Wanguba Muriuki is a content crafter passionate about putting everything into writing. He is passionate about Blockchain and Traveling. He is also an experienced creative and technical writer. Everything and everyone has a story to tell. What better way to capture the real story than in words.
Intel announced that it had acquired Habana Labs in a clear indication that it aims to venture deep into the Artificial Intelligence chip market.
On December 16, Intel announced that it had acquired Habana Labs in a clear indication that it aims to venture deep into the AI chip market. Habana is an Israel-based developer of programmable AI and machine learning accelerators that are used for cloud datacenters. Analysts estimate that this deal is worth about $2 billion.

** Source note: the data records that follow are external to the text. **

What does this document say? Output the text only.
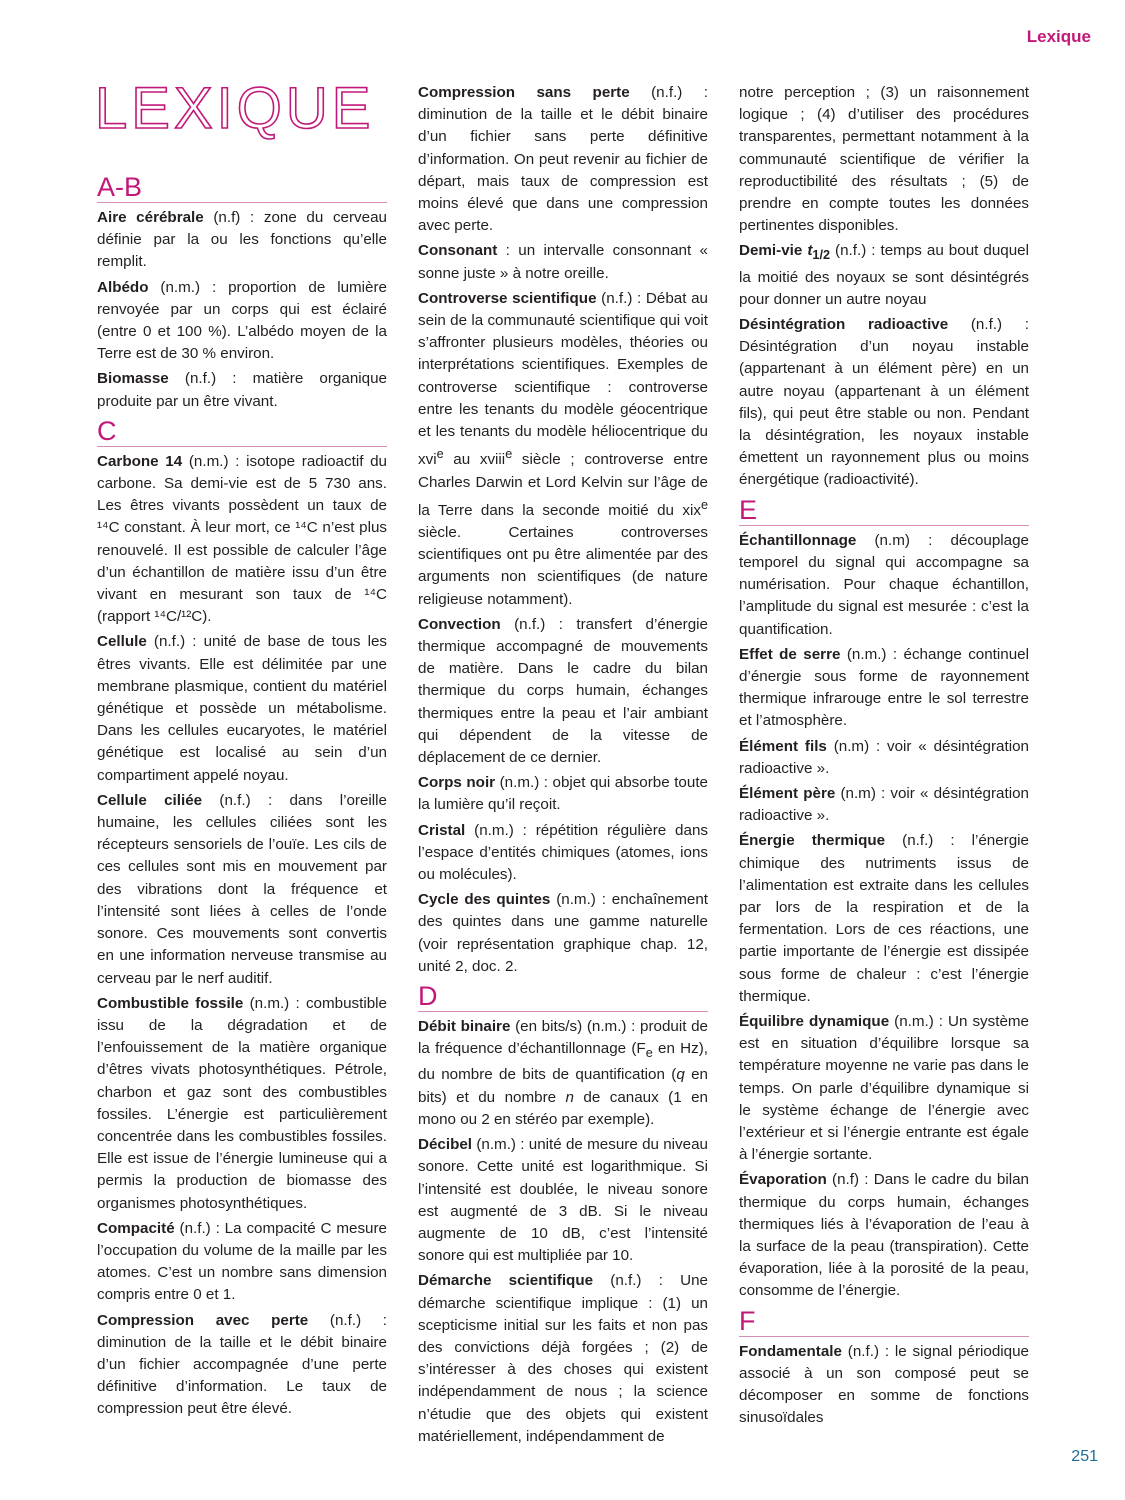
Lexique
LEXIQUE
A-B

Aire cérébrale (n.f) : zone du cerveau définie par la ou les fonctions qu’elle remplit.

Albédo (n.m.) : proportion de lumière renvoyée par un corps qui est éclairé (entre 0 et 100 %). L’albédo moyen de la Terre est de 30 % environ.

Biomasse (n.f.) : matière organique produite par un être vivant.

C

Carbone 14 (n.m.) : isotope radioactif du carbone. Sa demi-vie est de 5 730 ans. Les êtres vivants possèdent un taux de ¹⁴C constant. À leur mort, ce ¹⁴C n’est plus renouvelé. Il est possible de calculer l’âge d’un échantillon de matière issu d’un être vivant en mesurant son taux de ¹⁴C (rapport ¹⁴C/¹²C).

Cellule (n.f.) : unité de base de tous les êtres vivants. Elle est délimitée par une membrane plasmique, contient du matériel génétique et possède un métabolisme. Dans les cellules eucaryotes, le matériel génétique est localisé au sein d’un compartiment appelé noyau.

Cellule ciliée (n.f.) : dans l’oreille humaine, les cellules ciliées sont les récepteurs sensoriels de l’ouïe. Les cils de ces cellules sont mis en mouvement par des vibrations dont la fréquence et l’intensité sont liées à celles de l’onde sonore. Ces mouvements sont convertis en une information nerveuse transmise au cerveau par le nerf auditif.

Combustible fossile (n.m.) : combustible issu de la dégradation et de l’enfouissement de la matière organique d’êtres vivats photosynthétiques. Pétrole, charbon et gaz sont des combustibles fossiles. L’énergie est particulièrement concentrée dans les combustibles fossiles. Elle est issue de l’énergie lumineuse qui a permis la production de biomasse des organismes photosynthétiques.

Compacité (n.f.) : La compacité C mesure l’occupation du volume de la maille par les atomes. C’est un nombre sans dimension compris entre 0 et 1.

Compression avec perte (n.f.) : diminution de la taille et le débit binaire d’un fichier accompagnée d’une perte définitive d’information. Le taux de compression peut être élevé.

Compression sans perte (n.f.) : diminution de la taille et le débit binaire d’un fichier sans perte définitive d’information. On peut revenir au fichier de départ, mais taux de compression est moins élevé que dans une compression avec perte.

Consonant : un intervalle consonnant « sonne juste » à notre oreille.

Controverse scientifique (n.f.) : Débat au sein de la communauté scientifique qui voit s’affronter plusieurs modèles, théories ou interprétations scientifiques. Exemples de controverse scientifique : controverse entre les tenants du modèle géocentrique et les tenants du modèle héliocentrique du xvi$^e$ au xviii$^e$ siècle ; controverse entre Charles Darwin et Lord Kelvin sur l’âge de la Terre dans la seconde moitié du xix$^e$ siècle. Certaines controverses scientifiques ont pu être alimentée par des arguments non scientifiques (de nature religieuse notamment).

Convection (n.f.) : transfert d’énergie thermique accompagné de mouvements de matière. Dans le cadre du bilan thermique du corps humain, échanges thermiques entre la peau et l’air ambiant qui dépendent de la vitesse de déplacement de ce dernier.

Corps noir (n.m.) : objet qui absorbe toute la lumière qu’il reçoit.

Cristal (n.m.) : répétition régulière dans l’espace d’entités chimiques (atomes, ions ou molécules).

Cycle des quintes (n.m.) : enchaînement des quintes dans une gamme naturelle (voir représentation graphique chap. 12, unité 2, doc. 2.

D

Débit binaire (en bits/s) (n.m.) : produit de la fréquence d’échantillonnage ($F_e$ en Hz), du nombre de bits de quantification (q en bits) et du nombre n de canaux (1 en mono ou 2 en stéréo par exemple).

Décibel (n.m.) : unité de mesure du niveau sonore. Cette unité est logarithmique. Si l’intensité est doublée, le niveau sonore est augmenté de 3 dB. Si le niveau augmente de 10 dB, c’est l’intensité sonore qui est multipliée par 10.

Démarche scientifique (n.f.) : Une démarche scientifique implique : (1) un scepticisme initial sur les faits et non pas des convictions déjà forgées ; (2) de s’intéresser à des choses qui existent indépendamment de nous ; la science n’étudie que des objets qui existent matériellement, indépendamment de

notre perception ; (3) un raisonnement logique ; (4) d’utiliser des procédures transparentes, permettant notamment à la communauté scientifique de vérifier la reproductibilité des résultats ; (5) de prendre en compte toutes les données pertinentes disponibles.

Demi-vie $t_{1/2}$ (n.f.) : temps au bout duquel la moitié des noyaux se sont désintégrés pour donner un autre noyau

Désintégration radioactive (n.f.) : Désintégration d’un noyau instable (appartenant à un élément père) en un autre noyau (appartenant à un élément fils), qui peut être stable ou non. Pendant la désintégration, les noyaux instable émettent un rayonnement plus ou moins énergétique (radioactivité).

E

Échantillonnage (n.m) : découplage temporel du signal qui accompagne sa numérisation. Pour chaque échantillon, l’amplitude du signal est mesurée : c’est la quantification.

Effet de serre (n.m.) : échange continuel d’énergie sous forme de rayonnement thermique infrarouge entre le sol terrestre et l’atmosphère.

Élément fils (n.m) : voir « désintégration radioactive ».

Élément père (n.m) : voir « désintégration radioactive ».

Énergie thermique (n.f.) : l’énergie chimique des nutriments issus de l’alimentation est extraite dans les cellules par lors de la respiration et de la fermentation. Lors de ces réactions, une partie importante de l’énergie est dissipée sous forme de chaleur : c’est l’énergie thermique.

Équilibre dynamique (n.m.) : Un système est en situation d’équilibre lorsque sa température moyenne ne varie pas dans le temps. On parle d’équilibre dynamique si le système échange de l’énergie avec l’extérieur et si l’énergie entrante est égale à l’énergie sortante.

Évaporation (n.f) : Dans le cadre du bilan thermique du corps humain, échanges thermiques liés à l’évaporation de l’eau à la surface de la peau (transpiration). Cette évaporation, liée à la porosité de la peau, consomme de l’énergie.

F

Fondamentale (n.f.) : le signal périodique associé à un son composé peut se décomposer en somme de fonctions sinusoïdales

251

Intel further stated that it will enhance its AI strategy as Habana starts sampling its proprietary silicon to customers. Last November, Habana raised $75 million in venture capital but it will remain an independent business model that will continue to be led by its current team of managers.
Habana is known to offer two silicon products that target workloads in machine learning and artificial intelligence. They include the Goya AI Inference Processor and the Gaudi AI Training Processor. The latter is optimized for “hyperscale” environments and it is expected to power datacenters that offer up to 4 times the throughput compared to the systems set up with the equivalent number of graphics chips.
They operate at barely half the energy per chip which translates to 140 watts. In the case of the Goya processor that was introduced in June and it is currently commercially available, it delivers up to 3 times the AI inferencing performance as Nvidia Chips. In that case, throughput and latency are the primary considerations.
Gaudi is available in the form of a standard PCI-Express card or a mezzanine card that is fully compliant with the Open Compute Project accelerator module specifications. It comprises of one of the industry’s first on-die implementations of Remote Direct Memory Access over Ethernet (RDMA and RoCE) on an AI chip.
Goya is designed to enhance Intel’s in-house Nervana NNP-I, dubbed Springhill. It is based on a 10-nanometer Ice Lake processor. This processor will enable it to handle high workloads using minimal amounts of energy.
On the other hand, Gaudi will slot alongside Intel’s Nervana Neural Net L-1000 that is known as Spring Crest. Spring Crest is enhanced for image recognition. Also, its architecture is unique compared to other chips since it does not have a standard cache hierarchy. Moreover, its on-chip memory is managed directly by software.
Previously, Intel claimed that the NNP-T’s 24 compute clusters, 32GB of HBM2 stacks, and local SRAM deliver almost 10 times the AI training performance of competitors’ graphics cards. In the case of the software equation, Habana provides a development and execution environment known as SynapseAI.
SynapseAI has libraries and a JIT compiler that is well-designed to help customers deploy various solutions as AI workloads. It supports all of the basic machine learning and AI frameworks and the Open Neural Network Exchange format supported by IBM, Qualcomm, Microsoft, Arm, Huawei, AMD, and others.
The future of Intel is Artificial Intelligence. As it is evident from its books, the Santa Clara Company’s AI chip segments attained $3.5 billion in revenue this year. Moreover, it forecasts that the market opportunity will grow 30% yearly. Starting from $2.5 billion in 2017 to $10 billion by 2022. Considering all that, AI chip revenues rose from $1 billion a year in 2017.
Intel’s acquisition of Habana follows its acquisition of San Mateo-based Movidius in September 2016. In 2015, Intel acquired Altera, a field-programmable gate array (FPGA) manufacturer, and in 2016 it purchased Nervana. In August 2019, Intel acquired Vertex.ai which develops a platform-agnostic AI model suite.
Intel (INTC) closed at $57.70 in the latest trading session which marked a -0.16% move from the previous day. The markets will be looking to find some positivity from INTC as it nears its next earnings report date. The stock is projected to report earnings of $1.25 per share on that day representing a year-over-year decline of 2.34%.
The INTC stock started the year in the mid $40 levels and by April it had surged to the highs of $58.82. However, it failed to sustain the upward momentum. It dropped back to the lows of $43.5 at the start of June. The oscillation continued with the stock rising again to $53 in the last week of July.
One month later the stock was testing the $45 support but it has now bounced back once more. In the long term, the INTC stock shows some upside potential. However, the latest acquisition news has not affected the price of the shares significantly. All the daily and weekly charts show that it has maintained its gradual upside path.